Bowen noted the subsidy scheme’s uptake has outpaced the government’s EV tax discount, describing households’ response as “enthusiastic.” Launched post-2025 federal election, the program’s funding is set to grow from an initial AU$2.3 billion (US$1.63 billion) to AU$7.2 billion by 2030—more than triple the original estimate. In November 2025, the Clean Energy Regulator reported processing around 8,000 program applications weekly, though rumors of potential modifications, including an early wind-up, emerged in early March ahead of next week’s May Budget.


Bowen also highlighted a milestone: renewable energy supplied over 50% of Australia’s electricity in Q4 2025, the first quarter renewables exceeded half of total generation. He emphasized the government’s focus on “sensible policies” to expand fast-deploying, low-cost, low-emission renewable energy.


Addressing the Iran crisis—labeled by IEA Executive Director Fatih Birol as “as big as the 1970s and 2022 crises combined”—Bowen said Australia currently holds 43 days of petrol, 33 days of diesel, and 28 days of jet fuel domestically, with an additional 400 million litres of diesel and 100 million litres of jet fuel secured via government and industry efforts. He criticized the opposition for lacking constructive crisis responses and opposing renewable energy.

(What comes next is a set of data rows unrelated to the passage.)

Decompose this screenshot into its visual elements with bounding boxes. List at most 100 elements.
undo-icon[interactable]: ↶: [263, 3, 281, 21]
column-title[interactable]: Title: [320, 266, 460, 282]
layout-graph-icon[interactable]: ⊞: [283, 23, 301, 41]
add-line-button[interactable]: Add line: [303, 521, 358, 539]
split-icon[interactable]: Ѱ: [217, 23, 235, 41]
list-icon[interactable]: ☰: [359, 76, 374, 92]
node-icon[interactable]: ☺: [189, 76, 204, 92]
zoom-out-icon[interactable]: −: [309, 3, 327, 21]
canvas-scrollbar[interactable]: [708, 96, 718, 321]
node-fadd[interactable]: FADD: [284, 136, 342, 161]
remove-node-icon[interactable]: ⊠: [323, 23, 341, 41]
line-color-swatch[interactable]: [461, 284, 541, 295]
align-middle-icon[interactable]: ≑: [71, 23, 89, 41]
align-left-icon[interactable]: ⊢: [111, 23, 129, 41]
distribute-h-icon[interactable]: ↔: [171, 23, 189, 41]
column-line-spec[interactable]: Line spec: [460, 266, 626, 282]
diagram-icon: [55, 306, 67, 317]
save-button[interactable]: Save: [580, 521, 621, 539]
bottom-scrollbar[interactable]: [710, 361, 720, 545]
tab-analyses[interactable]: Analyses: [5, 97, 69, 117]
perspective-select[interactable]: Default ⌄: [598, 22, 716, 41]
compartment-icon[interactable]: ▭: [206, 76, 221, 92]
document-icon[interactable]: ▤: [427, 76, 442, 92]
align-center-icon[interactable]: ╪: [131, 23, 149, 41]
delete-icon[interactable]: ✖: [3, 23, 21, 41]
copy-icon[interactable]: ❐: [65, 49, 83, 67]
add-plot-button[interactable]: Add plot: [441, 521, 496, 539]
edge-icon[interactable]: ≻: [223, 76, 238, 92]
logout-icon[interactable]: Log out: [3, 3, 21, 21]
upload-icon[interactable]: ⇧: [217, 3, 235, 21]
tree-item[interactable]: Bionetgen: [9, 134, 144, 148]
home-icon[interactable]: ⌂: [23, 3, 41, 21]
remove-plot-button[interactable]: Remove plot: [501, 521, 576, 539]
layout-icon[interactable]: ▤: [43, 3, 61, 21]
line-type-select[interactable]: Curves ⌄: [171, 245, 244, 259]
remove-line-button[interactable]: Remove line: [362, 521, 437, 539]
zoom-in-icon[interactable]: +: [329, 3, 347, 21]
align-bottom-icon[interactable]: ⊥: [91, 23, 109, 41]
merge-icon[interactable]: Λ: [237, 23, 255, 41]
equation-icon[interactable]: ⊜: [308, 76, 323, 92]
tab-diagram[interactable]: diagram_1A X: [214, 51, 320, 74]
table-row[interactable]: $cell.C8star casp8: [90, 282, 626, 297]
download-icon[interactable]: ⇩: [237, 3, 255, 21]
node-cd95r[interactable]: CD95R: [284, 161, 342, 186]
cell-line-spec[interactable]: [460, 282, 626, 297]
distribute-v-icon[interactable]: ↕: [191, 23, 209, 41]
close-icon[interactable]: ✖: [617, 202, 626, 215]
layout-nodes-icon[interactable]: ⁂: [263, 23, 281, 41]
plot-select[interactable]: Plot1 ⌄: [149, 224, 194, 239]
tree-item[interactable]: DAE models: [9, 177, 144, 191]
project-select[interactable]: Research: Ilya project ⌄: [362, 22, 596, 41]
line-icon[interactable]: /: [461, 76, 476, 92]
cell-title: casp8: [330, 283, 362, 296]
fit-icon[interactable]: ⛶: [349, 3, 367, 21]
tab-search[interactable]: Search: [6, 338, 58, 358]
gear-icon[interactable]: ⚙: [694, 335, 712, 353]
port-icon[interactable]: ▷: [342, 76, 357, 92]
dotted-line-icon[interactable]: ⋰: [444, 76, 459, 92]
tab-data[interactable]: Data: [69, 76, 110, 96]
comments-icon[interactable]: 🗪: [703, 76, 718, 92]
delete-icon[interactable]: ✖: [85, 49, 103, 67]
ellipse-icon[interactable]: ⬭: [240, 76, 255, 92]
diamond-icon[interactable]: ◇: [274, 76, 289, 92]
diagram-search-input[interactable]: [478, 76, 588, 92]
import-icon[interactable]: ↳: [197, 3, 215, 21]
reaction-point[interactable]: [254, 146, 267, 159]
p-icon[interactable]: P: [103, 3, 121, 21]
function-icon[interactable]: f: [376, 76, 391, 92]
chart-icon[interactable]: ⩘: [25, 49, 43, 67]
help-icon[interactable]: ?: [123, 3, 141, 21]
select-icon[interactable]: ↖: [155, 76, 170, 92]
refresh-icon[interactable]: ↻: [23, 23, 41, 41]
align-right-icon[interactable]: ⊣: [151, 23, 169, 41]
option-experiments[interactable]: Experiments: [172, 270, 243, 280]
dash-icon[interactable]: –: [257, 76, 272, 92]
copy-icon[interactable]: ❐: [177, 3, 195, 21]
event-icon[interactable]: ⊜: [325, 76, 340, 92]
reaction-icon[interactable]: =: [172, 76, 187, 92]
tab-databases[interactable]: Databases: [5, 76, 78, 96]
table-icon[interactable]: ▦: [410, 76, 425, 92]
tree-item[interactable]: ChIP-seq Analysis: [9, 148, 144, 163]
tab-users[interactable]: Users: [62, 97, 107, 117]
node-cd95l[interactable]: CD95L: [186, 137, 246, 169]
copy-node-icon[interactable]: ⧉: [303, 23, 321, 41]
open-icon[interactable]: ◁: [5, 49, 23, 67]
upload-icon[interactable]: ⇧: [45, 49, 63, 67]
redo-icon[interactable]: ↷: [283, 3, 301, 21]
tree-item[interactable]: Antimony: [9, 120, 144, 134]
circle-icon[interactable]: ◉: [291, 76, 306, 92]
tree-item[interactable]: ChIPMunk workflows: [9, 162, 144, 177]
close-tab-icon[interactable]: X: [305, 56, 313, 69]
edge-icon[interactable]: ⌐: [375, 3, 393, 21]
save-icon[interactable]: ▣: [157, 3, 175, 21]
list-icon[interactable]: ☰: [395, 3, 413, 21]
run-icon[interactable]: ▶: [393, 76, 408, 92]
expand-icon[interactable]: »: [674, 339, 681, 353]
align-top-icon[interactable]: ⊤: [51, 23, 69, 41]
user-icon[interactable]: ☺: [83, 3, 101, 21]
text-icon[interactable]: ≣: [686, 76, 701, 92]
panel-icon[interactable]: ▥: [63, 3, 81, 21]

Climate Energy Finance’s Tim Buckley noted the Middle East crisis exposes Australia’s oil dependency, urging the government to accelerate investment in battery storage, EVs and renewable infrastructure instead of short-term crisis management. Fortescue Chairman Andrew Forrest called for ending the diesel fuel rebate for large industrial users, stating the scheme—costing AU$122 billion since 2006, with AU$55 billion to miners—undermines decarbonization and will reach AU$184 billion by 2030 if unchanged.


On EV adoption, Bowen shared April 2026 data: 27.5% of light vehicle sales were EVs or plug-in hybrids, up from 1.9% in April 2022. Nearly half of new light vehicles sold were electric, plug-in hybrid or hybrid, compared to 1 in 10 four years prior. Australians bought 515 EVs daily in April 2026, versus 29 in April 2022—equating to one EV sold every three minutes, up from one every 50 minutes four years ago.


The EV tax discount will remain unchanged this year, with full discounts from 2027 applying to EVs under AU$75,000. Bowen attributed the adjustment to the New Vehicle Efficiency Standard, which has brought around 10 EV models under AU$40,000 to the market (up from none when the government took office). He highlighted strong EV uptake in outer suburbs, citing areas like Kellyville, Rouse Hill, Parramatta and Blacktown in New South Wales as key growth areas.